Northwest Arkansas Democrat-Gazette
Pugilists and policemen
Boxing a bloody affair in 19th century Arkansas
Professional boxer Jermain Taylor’s ongoing legal problems for shooting his cousin reminds me that professional boxing’s sordid reputation goes far back in the history of Arkansas. Professional boxing did not make its debut in Arkansas until November 1872, and that first match ended in an eye-gouging foul.
The late historian Margaret Ross said boxing “got off to a stormy start, but although it was considered a lowbrow form of recreation, there was a great deal of interest in it.” The editor of the Arkansas Gazette was biting in his criticism of this first bout: “The first regular prize fight — or rather the first time two men ever deliberately concluded to maul each other for money — in or about this city, took place yesterday evening about two o’clock, at Gibson’s fields, about two miles above the city.”
Fearing problems with local authorities, the fight was held outside the city limits of Little Rock, and the exact time was never advertised, though word-ofmouth ensured a crowd of about 200. The Gazette refused to cover the fight, but a highly critical correspondent wrote that the match took place at a picnic area “about one mile from the penitentiary (should have been inside that institution)” and that “so soon as the first round was through with, all were well satisfied that it was a put-up job.”
The correspondent, who signed his article “Eye Witness,” also injected the fight into partisan politics. In a swipe at the ruling Reconstruction government, Eye Witness wrote that no Democrats attended the fight “except your correspondent, who is sorry.”
The fighters — or “pugilists” as they were often called — were Sam Collyer, whom Margaret Ross believed to be the favorite, and Patsy McGraw, a railroad laborer from Argenta — modern North Little Rock. Collyer, who wore a pair of tights held up with a leather strap, was described in one newspaper article as making “a good appearance, although his flesh was a trifle too flabby for excellent work.” McGraw, who was considerably smaller than Collyer, was dressed like his opponent “with the exception of gaiters, and a green sash around his waist.”
Boxing without gloves, the fighters both ended up bloody and exhausted. McGraw suffered a serious eye wound when “Collyer sent a terrific blow on McGraw’s left peeper which effectually closed that organ for the rest of the battle.” While serious punches were thrown, the fight devolved into a series of “simple clinches and ineffectual blows around the head and neck.”

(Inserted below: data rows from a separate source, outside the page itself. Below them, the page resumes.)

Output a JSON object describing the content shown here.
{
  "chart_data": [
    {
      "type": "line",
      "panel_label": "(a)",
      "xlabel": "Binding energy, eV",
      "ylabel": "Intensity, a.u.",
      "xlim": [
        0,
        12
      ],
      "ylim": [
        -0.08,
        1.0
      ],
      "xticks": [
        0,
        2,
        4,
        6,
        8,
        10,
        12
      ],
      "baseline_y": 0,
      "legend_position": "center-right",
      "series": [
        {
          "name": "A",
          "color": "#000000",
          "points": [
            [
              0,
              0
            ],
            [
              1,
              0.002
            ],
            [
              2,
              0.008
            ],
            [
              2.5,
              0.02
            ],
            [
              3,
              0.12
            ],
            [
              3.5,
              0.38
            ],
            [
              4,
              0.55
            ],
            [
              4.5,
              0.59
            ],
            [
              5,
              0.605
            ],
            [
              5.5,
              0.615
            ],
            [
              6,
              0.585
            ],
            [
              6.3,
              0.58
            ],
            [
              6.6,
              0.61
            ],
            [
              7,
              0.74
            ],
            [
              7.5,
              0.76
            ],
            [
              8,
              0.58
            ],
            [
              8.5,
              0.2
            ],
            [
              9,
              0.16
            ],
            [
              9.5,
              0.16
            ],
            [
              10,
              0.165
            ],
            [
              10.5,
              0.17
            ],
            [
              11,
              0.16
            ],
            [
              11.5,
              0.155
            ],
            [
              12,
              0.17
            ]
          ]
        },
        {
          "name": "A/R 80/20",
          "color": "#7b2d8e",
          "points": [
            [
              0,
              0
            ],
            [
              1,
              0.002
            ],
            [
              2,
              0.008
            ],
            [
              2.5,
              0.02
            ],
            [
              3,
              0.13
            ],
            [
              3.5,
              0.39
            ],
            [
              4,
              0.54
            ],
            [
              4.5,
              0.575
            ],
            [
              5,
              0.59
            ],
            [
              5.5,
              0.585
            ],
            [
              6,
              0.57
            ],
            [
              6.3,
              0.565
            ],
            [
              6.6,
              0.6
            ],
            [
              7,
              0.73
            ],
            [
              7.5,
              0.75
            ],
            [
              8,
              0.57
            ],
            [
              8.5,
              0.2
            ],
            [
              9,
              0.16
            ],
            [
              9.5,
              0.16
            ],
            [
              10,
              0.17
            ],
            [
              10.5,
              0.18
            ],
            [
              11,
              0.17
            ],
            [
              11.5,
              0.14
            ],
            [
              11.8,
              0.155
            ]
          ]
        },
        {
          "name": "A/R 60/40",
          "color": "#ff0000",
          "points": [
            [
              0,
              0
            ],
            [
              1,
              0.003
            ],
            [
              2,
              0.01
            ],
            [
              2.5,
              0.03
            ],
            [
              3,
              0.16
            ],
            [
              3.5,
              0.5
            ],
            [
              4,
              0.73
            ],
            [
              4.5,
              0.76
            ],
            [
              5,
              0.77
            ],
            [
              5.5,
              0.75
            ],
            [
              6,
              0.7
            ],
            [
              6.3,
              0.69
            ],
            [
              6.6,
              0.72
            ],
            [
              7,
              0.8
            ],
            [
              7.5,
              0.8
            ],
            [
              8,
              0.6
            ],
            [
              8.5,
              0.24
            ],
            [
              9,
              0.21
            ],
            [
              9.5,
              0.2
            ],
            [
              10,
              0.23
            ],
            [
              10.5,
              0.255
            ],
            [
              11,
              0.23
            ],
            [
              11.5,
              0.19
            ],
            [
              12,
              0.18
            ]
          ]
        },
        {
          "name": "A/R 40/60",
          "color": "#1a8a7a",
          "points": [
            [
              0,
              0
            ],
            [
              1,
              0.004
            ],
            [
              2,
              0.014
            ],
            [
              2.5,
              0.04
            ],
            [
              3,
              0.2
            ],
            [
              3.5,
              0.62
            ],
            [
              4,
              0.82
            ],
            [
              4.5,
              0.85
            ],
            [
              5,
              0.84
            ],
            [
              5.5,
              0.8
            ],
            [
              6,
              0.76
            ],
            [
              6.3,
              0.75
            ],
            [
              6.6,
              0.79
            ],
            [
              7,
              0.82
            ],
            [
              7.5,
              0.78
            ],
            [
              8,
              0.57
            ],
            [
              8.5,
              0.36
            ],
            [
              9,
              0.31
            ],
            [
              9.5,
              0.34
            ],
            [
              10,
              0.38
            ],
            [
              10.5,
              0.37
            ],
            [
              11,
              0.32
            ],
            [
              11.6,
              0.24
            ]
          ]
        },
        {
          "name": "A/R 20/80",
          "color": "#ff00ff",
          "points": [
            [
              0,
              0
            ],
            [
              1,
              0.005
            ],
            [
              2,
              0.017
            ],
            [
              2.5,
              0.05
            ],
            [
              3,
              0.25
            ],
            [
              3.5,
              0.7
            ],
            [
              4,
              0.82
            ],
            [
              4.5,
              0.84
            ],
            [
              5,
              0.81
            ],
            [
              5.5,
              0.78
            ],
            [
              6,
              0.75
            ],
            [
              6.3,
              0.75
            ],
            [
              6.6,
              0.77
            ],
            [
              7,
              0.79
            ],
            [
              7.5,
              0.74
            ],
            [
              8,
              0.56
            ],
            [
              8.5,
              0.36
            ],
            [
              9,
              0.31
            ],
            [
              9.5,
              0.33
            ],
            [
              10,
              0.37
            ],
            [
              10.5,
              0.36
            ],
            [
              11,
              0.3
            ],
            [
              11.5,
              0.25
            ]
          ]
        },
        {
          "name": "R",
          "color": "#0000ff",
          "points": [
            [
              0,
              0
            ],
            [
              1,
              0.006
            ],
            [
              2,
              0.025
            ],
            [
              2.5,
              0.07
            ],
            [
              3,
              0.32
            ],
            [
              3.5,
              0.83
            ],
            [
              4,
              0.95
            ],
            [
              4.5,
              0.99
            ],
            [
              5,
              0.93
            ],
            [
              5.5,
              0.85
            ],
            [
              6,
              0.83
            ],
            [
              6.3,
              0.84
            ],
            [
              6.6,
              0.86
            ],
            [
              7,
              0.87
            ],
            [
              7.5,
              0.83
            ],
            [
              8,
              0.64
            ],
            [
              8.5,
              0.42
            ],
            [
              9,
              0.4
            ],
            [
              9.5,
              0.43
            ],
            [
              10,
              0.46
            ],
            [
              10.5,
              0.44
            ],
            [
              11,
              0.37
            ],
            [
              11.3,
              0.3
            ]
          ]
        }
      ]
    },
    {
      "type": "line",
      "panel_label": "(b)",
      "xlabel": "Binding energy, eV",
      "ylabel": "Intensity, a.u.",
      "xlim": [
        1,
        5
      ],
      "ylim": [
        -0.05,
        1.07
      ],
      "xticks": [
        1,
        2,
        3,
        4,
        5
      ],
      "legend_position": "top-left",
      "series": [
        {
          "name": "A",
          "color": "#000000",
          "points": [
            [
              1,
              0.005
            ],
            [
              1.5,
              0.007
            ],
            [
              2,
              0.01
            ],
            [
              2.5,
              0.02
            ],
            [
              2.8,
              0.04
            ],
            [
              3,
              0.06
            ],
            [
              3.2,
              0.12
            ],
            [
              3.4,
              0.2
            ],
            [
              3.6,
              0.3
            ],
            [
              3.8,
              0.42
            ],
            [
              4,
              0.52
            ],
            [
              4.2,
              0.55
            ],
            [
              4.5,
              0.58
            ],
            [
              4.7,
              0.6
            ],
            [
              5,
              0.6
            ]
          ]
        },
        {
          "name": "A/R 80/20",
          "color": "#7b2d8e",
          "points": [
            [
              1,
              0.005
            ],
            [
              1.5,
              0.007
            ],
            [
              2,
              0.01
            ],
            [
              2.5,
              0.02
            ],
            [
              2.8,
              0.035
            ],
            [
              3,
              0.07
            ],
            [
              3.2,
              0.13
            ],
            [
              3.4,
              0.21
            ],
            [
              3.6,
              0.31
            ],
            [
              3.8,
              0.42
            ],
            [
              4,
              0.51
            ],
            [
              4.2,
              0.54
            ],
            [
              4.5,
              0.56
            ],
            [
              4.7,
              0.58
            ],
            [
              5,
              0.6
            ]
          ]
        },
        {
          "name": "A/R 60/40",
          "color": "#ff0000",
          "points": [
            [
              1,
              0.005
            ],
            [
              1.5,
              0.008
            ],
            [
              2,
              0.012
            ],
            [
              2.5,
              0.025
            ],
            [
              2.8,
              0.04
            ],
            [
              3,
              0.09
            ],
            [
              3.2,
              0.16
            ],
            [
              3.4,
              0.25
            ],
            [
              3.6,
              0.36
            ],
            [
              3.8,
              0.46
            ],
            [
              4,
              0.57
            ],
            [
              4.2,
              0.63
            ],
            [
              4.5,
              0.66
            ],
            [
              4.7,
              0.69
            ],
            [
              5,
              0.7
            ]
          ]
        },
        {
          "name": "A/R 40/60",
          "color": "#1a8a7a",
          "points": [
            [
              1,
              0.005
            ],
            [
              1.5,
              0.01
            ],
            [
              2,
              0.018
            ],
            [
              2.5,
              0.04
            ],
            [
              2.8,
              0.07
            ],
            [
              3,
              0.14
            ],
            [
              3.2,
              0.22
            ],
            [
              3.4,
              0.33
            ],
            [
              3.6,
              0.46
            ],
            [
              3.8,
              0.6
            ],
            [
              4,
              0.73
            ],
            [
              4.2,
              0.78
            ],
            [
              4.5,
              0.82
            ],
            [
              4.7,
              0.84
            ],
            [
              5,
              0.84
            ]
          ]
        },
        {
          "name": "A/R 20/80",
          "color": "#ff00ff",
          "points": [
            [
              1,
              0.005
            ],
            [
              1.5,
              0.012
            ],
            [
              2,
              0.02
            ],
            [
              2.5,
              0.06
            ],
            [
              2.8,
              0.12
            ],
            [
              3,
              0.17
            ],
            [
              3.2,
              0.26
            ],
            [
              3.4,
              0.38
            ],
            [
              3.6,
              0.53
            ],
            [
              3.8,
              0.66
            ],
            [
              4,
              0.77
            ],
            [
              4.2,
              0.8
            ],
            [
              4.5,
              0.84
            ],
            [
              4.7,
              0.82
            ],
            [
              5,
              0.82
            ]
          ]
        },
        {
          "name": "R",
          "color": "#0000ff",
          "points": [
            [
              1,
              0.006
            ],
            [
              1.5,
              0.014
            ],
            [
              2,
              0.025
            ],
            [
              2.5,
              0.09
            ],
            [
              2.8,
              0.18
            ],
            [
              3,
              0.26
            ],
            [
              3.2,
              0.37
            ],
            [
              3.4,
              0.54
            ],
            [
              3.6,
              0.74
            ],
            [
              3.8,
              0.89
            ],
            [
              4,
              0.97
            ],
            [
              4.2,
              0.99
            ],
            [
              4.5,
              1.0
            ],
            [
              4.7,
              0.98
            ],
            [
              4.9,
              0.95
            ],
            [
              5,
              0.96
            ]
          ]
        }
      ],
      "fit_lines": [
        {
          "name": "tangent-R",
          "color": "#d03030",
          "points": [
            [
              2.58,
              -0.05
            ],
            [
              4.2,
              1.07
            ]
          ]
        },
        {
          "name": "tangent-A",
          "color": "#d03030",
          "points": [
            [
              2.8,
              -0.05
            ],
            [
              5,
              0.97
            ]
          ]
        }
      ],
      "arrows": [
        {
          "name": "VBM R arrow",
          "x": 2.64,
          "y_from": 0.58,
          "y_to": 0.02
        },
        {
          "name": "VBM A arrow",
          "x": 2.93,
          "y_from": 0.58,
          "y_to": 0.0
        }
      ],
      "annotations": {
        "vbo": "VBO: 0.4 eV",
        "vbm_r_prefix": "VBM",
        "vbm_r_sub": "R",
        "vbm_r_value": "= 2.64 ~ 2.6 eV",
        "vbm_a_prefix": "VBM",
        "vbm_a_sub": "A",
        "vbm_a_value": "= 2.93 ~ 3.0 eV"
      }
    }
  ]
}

In the seventh and final round, both men were desperate, and while “the two men fought up near McGraw’s corner and against the ropes … it was claimed that McGraw had attempted to gouge Collyer.” Eye-gouging was a traditional component of frontier fighting, but the boxing rules forbade it — and Collyer was declared the winner. Though McGraw’s supporters were grumbling, “McGraw broke away from them, and having turned a couple of handsprings, went up to Collyer, shook hands with him and kissed him on the left cheek.”
The second prize fight in Arkansas was held at Baring Cross, a new town on the Cairo and Fulton Railroad next door to Argenta, in March 1873. The fighters were Jack Madden of St. Louis and Billy Ward of Kansas. Like the first fight, this one ended when “foul blows” gave the win to Ward. The decision was rendered just as Argenta police broke up the fight, and both boxers were hauled before a justice of the peace. Ward, the winner of the bout, used $9.50 of his winnings to pay his fine, but Madden managed to escape during the confusion resulting from a loud argument he had with the black justice of the peace.
Ward decided he liked boxing, and he teamed up with a sleazy manager-promoter named Marengo Joe — whose real name was Joseph Payne, or Amos Payne, or George Carryall, all names he used at various times. He was well known in Little Rock where he was a regular at the gambling houses, saloons and brothels in an area near the steamboat landing derisively called Fighting Alley or Battle Row.
Margaret Ross found Marengo Joe to be “a man of great ingenuity, whose talent for getting into scrapes was exceeded only by his ability to get out of them.” Joe was proud of his work, and he hotly denied being a “murderer or petty thief,” describing himself as “a genuine sharper and gambler.” He said he had killed only two men, one in self-defense and one killed as a deputy marshal in Hays City, Kan. He had served as a deputy to the illustrious “Wild Bill” Hickok on two occasions.
Since the Little Rock area had proved unwelcoming to boxing, in the summer of 1873 Marengo Joe arranged for Ward to fight in the small boom town of Fulton on the Red River in southwest Arkansas where the Cairo and Fulton Railroad terminated. Both Marengo Joe and Billy Ward also got hired as deputies to the local Hempstead County sheriff.
The stage was set for boxing matches free of those pesky Argenta policemen.